Sambungan telepon terputus. Alexa memberitahu Lika bahwa Robby akan datang dan akan mentraktir keduanya.
"Seriusan si Robby mau belanjain aku juga?"
"Serius. Lagian itu juga uang aku kan." Balas Alexa tertawa. "Pokoknya nanti kamu pilih-pilih aja. Biar aku yang minta Robby buat bayarin kamu."
Setengah jam kemudian, Robby datang dan menepati janjinya untuk membelanjakan kedua wanita itu. Alexa tak menyia-nyiakan kesempatan untuk memilih apa yang ingin ia beli, sekalian memilihkan beberapa barang yang memang dibutuhkan Lika.
"Mas beneran mau bayarin buat Lika sahabat aku kan?" Tanya Alexa saat memilihkan pakaian untuk Lika.
"Tentu saja sayang.

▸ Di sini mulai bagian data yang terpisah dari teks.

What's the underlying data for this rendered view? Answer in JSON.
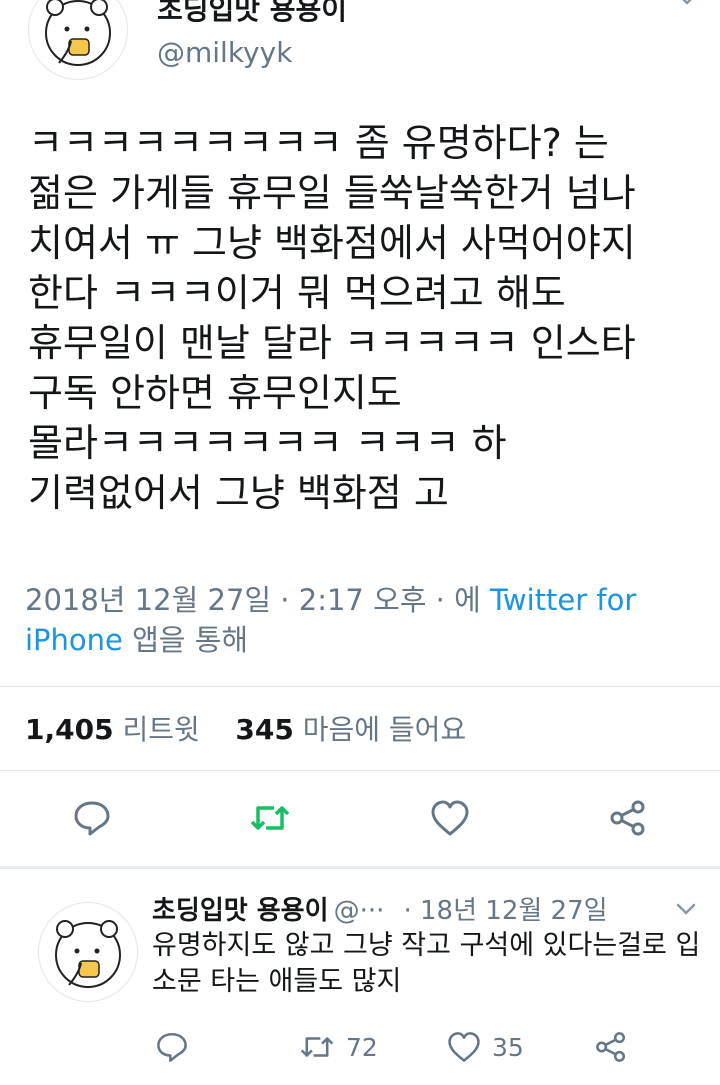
{
  "tweet": {
    "author_name": "초딩입맛 용용이",
    "author_handle": "@milkyyk",
    "text": "ㅋㅋㅋㅋㅋㅋㅋㅋㅋ 좀 유명하다? 는\n젊은 가게들 휴무일 들쑥날쑥한거 넘나\n치여서 ㅠ 그냥 백화점에서 사먹어야지\n한다 ㅋㅋㅋ이거 뭐 먹으려고 해도\n휴무일이 맨날 달라 ㅋㅋㅋㅋㅋ 인스타\n구독 안하면 휴무인지도\n몰라ㅋㅋㅋㅋㅋㅋㅋ ㅋㅋㅋ 하\n기력없어서 그냥 백화점 고",
    "timestamp": "2018년 12월 27일 · 2:17 오후 · 에",
    "source": "Twitter for iPhone",
    "source_suffix": "앱을 통해",
    "retweet_count": "1,405",
    "retweet_label": "리트윗",
    "like_count": "345",
    "like_label": "마음에 들어요"
  },
  "reply": {
    "author_name": "초딩입맛 용용이",
    "author_handle": "@···",
    "date": "· 18년 12월 27일",
    "text": "유명하지도 않고 그냥 작고 구석에 있다는걸로 입소문 타는 애들도 많지",
    "retweet_count": "72",
    "like_count": "35"
  },
  "icons": {
    "reply": "reply-icon",
    "retweet": "retweet-icon",
    "like": "heart-icon",
    "share": "share-icon",
    "more": "chevron-down-icon"
  },
  "colors": {
    "link": "#1b95e0",
    "retweet_active": "#17bf63",
    "muted": "#657786"
  }
}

Asal kau bahagia, Mas juga bahagia."
"Aaahh, Mas baik banget deh." Alexa mendaratkan ciuman di pipi Robby dengan cepat lalu berlari menuju Lika yang tengah sibuk memilih kemeja untuk ia kenakan bekerja di kantor Robby.
*************
Hari berikutnya, Alexa berangkat ke kantor. Namun ia tak bertemu dengan Jackson, karena Jackson tengah pergi untuk memantau sebuah kasus akuisisi, dia membawa sekretarisnya Maya, tapi tidak membawa Alexa.
Alexa sangat kesal, kesempatan untuk terus menggoda Jackson semakin sulit ia lakukan.
Saat Alexa berpikir dia kehilangan perhatian saat belum mendapatkan Jackson, Jackson malah menelponnya dan menyuruhnya datang ke Hotel Royal.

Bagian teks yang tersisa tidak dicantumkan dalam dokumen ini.